Speaker 6: Yeah. Exactly. Like, guys, it's so crazy. My competitors are 100 year old companies that have been designing the same thing for decades.

Speaker 2: There's this

Speaker 6: thing called the mechanical chiller. Yeah. It's literally the same thing as your refrigerator at home and it costs $500,000,000 per gigawatt. So people are really desperate to get away from these chillers and look for different types of cooling Mhmm. Because that's actually eating up your grid permit. So that's a thing that actually costs 30% of your grid permit. And we can do it for cheaper and we can actually have better OpEx as well. Mhmm. So really any percentage is okay. I think that like, you you can't quote, like, 0.1% gain, but, like, you know, people are thrilled if you have a 10% efficiency gain.

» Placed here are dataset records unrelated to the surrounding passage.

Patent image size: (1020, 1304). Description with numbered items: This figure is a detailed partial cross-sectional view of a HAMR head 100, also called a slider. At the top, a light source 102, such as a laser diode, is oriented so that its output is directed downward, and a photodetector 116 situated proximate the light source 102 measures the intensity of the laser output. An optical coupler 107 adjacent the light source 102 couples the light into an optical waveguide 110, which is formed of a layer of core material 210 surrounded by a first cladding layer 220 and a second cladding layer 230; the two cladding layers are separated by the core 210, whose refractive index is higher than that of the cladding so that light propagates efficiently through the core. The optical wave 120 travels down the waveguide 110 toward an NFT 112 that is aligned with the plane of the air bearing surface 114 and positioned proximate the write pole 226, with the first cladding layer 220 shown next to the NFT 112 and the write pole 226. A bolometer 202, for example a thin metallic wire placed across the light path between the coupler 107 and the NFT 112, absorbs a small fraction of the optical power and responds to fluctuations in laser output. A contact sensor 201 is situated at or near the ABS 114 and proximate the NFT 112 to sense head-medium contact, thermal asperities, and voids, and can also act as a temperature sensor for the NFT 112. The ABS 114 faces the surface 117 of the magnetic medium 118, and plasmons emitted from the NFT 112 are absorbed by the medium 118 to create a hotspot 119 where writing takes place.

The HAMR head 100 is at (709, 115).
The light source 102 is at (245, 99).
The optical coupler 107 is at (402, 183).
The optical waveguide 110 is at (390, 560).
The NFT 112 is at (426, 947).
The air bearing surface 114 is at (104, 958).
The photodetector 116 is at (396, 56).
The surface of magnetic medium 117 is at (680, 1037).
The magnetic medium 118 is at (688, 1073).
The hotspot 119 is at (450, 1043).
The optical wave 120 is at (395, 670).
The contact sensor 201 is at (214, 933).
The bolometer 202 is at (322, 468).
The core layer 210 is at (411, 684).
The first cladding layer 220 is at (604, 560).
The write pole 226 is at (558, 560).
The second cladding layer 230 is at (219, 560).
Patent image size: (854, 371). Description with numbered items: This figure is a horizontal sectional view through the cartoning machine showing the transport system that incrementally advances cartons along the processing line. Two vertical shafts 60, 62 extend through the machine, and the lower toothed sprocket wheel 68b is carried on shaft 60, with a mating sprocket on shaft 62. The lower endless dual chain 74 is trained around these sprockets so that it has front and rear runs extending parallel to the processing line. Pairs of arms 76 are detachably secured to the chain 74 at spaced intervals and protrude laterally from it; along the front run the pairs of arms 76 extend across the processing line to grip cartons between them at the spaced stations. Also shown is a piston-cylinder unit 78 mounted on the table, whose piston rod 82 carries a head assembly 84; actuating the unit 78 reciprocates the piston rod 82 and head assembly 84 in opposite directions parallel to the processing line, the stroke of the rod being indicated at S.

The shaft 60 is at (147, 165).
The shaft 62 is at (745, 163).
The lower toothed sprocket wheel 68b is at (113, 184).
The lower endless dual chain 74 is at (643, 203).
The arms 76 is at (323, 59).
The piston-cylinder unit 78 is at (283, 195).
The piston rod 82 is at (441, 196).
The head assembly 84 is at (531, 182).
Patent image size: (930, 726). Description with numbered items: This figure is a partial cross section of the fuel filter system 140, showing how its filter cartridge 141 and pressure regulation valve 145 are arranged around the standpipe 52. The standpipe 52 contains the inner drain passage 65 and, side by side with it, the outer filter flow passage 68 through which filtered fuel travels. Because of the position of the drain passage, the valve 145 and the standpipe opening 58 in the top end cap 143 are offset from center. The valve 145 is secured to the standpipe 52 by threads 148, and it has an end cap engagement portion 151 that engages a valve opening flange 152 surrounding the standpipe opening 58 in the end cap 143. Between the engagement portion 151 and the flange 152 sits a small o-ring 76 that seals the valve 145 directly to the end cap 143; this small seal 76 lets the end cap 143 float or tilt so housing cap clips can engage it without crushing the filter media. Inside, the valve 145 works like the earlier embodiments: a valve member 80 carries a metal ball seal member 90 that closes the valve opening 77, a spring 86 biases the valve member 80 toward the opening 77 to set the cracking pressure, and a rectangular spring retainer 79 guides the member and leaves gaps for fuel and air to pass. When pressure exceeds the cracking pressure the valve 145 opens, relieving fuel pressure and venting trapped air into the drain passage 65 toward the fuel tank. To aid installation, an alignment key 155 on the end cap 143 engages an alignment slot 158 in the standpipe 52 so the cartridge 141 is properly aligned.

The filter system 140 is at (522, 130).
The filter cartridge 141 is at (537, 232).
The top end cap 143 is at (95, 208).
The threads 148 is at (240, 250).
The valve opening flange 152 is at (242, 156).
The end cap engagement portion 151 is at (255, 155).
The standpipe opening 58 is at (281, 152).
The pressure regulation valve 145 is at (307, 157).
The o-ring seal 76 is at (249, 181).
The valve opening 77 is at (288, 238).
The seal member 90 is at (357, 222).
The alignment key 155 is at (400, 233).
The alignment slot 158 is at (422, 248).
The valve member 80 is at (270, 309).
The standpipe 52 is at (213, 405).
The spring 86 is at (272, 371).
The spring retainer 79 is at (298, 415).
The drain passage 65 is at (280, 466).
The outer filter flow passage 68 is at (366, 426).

Speaker 1: And then also, we're just in a supply crunch. So even if you just said, hey. We're we have the exact same thing, but it actually will ship in the next couple months, a lot of people might jump at that. So that's the benefit of being in the problem

Speaker 2: What what were you doing before this?

Speaker 6: Yeah. So I was actually scaling manufacturing at QuantumScape. I was doing computer vision, working directly under the CTO, Tim Home. I was founder CTO, took it all the way from inception to IPO. And I also did grad school at Berkeley studying material science. There's a material source of this company I we didn't get to talk about today, but we're we're doing something cool.